Sie ist 81 Jahre alt und reist alleine um die Welt: Die ehemalige Lehrerin Marlene Sutton beweist, dass Alter beim Reisen kein Hindernis sein muss.

Vor ein paar Wochen noch pflegte sie ihr Haus und ihren Garten in Ohio im Mittleren Westen der USA. Jetzt ist die ehemalige Lehrerin mit Rucksack und Handgepäck unterwegs, um wohl das letzte Mal in ihrem Leben um die Erde zu reisen. Acht Monate lang will sie unterwegs sein.

Im Gespräch mit t-online erzählt sie, warum das Fernweh sie nicht loslässt, und sie immer noch von Hostels überzeugt ist. Das Interview findet in ihrem Hostel im Zentrum der lettischen Hauptstadt Riga statt. Am Eingang tauscht Marlene Sutton ihre Straßen- gegen Hausschuhe ein und führt uns in eine Bücherecke. Ohne zu zögern, nimmt sie auf einem der Sitzsäcke Platz.

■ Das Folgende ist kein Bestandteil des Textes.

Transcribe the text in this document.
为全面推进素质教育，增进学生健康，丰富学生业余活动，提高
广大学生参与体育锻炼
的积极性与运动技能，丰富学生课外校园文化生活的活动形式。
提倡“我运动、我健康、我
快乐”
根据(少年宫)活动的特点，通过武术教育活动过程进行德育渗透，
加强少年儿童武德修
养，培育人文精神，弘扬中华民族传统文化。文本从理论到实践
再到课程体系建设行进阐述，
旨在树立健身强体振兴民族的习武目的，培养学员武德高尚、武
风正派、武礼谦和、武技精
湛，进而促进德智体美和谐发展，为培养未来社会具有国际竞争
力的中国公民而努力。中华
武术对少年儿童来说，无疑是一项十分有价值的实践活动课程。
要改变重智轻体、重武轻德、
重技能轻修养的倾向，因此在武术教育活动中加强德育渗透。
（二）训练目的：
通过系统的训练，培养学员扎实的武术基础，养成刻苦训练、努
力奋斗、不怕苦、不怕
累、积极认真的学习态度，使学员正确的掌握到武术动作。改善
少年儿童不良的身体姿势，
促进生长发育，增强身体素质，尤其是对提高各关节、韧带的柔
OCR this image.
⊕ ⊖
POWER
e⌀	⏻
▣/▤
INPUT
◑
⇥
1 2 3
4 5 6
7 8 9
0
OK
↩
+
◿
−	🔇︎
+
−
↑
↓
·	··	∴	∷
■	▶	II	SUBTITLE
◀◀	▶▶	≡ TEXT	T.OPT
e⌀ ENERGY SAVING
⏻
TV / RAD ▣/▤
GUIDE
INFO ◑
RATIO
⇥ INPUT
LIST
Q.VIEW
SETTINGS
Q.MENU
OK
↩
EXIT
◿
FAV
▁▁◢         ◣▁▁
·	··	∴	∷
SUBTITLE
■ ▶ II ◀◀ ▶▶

t-online: Mit 81 Jahren um die Welt zu reisen, ist eher ungewöhnlich. Machen Sie das zum ersten Mal?

Marlene Sutton: Nein, ich bin schon zwei, drei Male um die Welt gereist. Ich hatte mir immer gewünscht, zu heiraten und vier Kinder zu bekommen. Aber dieser Traum ist nicht wahr geworden. Dafür habe ich zwei Neffen, die mir nahestehen. Sie haben mich am 1. September zum Bahnhof gebracht, als ich mich auf den Weg nach Europa gemacht habe.

Wohin wollen Sie dieses Mal reisen?

Ich möchte unbedingt nach Athen, um von dort aus die Fähre zur Insel Patmos zu nehmen. Ich war schon einmal dort, aber ich muss das unbedingt noch einmal machen. Dann stehen Südeuropa, Petra in Jordanien, Bangok in Thailand auf dem Plan.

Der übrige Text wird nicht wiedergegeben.